Estelle Faye - Un éclat de givre

Faye.jpgUn Éclat de givre d'Estelle Faye (2014) porte assez mal son nom... enfin d'un premier abord. Car il faut chaud, très chaud dans le futur que ce roman nous propose. La fin du monde a eu lieu, Paris est isolée, son périphérique est devenu un marécage truffé de vieilles mines, et la banlieue, transformée en territoires agricoles, la nourrit péniblement. Ce Paris surpeuplé se veut cependant encore civilisé: on y maintient quelques vieilles institutions, et on y trouve toujours des cafés-concerts, plus ou moins vétustes.

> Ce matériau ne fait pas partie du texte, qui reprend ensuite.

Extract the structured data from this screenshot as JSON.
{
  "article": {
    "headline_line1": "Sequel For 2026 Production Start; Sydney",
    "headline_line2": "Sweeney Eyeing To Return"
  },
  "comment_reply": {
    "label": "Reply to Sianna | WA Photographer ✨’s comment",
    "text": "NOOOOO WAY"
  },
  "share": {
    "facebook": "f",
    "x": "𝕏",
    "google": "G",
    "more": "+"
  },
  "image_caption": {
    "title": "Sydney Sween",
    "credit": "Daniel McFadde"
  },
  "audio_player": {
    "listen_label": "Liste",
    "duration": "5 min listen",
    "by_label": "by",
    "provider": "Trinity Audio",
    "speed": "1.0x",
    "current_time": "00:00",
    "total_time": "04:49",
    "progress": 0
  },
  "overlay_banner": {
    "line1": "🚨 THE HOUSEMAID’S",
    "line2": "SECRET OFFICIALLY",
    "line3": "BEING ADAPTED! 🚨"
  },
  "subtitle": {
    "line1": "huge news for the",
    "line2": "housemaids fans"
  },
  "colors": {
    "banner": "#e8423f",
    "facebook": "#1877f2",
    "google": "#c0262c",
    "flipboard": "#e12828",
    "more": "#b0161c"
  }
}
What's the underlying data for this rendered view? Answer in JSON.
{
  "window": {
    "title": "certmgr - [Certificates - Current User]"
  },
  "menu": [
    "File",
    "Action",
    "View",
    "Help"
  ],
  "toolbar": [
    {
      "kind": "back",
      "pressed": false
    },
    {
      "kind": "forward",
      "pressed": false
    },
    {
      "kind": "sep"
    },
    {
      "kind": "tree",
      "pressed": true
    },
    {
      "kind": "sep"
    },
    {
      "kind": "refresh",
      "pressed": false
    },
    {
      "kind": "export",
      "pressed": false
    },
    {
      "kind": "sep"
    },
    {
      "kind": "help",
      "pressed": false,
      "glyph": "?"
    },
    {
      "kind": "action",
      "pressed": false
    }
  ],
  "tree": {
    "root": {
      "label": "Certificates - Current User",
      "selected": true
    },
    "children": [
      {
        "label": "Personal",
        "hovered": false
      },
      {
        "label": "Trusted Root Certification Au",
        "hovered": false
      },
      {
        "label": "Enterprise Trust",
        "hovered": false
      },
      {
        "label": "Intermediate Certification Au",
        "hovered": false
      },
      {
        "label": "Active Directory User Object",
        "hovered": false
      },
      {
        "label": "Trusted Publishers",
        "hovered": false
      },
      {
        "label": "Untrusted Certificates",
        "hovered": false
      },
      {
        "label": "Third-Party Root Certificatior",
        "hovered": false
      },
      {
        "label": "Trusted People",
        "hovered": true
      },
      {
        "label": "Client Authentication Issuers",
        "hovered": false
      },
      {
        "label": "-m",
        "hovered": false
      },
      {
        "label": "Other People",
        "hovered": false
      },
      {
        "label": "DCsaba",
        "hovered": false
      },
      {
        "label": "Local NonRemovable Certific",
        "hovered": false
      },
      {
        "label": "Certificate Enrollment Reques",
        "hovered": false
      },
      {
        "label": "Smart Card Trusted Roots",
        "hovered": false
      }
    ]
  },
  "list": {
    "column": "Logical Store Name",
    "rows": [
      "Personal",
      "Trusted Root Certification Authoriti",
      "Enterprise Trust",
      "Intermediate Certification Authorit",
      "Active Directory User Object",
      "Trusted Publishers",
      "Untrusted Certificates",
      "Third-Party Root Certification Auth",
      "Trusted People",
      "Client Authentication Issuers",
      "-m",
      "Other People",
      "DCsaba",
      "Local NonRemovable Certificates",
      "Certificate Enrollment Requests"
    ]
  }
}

Chet, le soir, est un chanteur de jazz travesti au coeur d'artichaut mais éternel célibataire. Et le jour, il exécute quelques missions plus ou moins dangereuses. Et voilà qu'un frelot, un des cultivateurs de la banlieue, vient justement lui en proposer une: retrouver un dealer. Un dealer qui propose une nouvelle drogue.

Nous voilà donc avec entre les mains un roman post-apocalyptique. Quelque chose de banal, a priori. Mais alors que d'ordinaire dans ces romans, on nous propose un paysage parsemé de villes dévastées et dépeuplées, Estelle Faye, elle, se concentre sur une ville surpeuplée. Et c'est déjà une première originalité. La deuxième originalité est qu'il ne faut pas plus de quelques dizaines de pages pour se rendre compte que ce roman ne s'occupe pas d'être crédible. Paris est isolée, mais on y trouve des raviolis aux crevettes, de même que la Seine coule toujours alors qu'on sait que les environs sont parcourus de failles qui fissurent le sol jusqu'à de grandes profondeurs. On se rend vite compte aussi que certains événements surgissent trop bien, sans raison crédible, comme l'apparition du chef des frelots dans les sous-sols de la ville pile quand les deux aventuriers y passent.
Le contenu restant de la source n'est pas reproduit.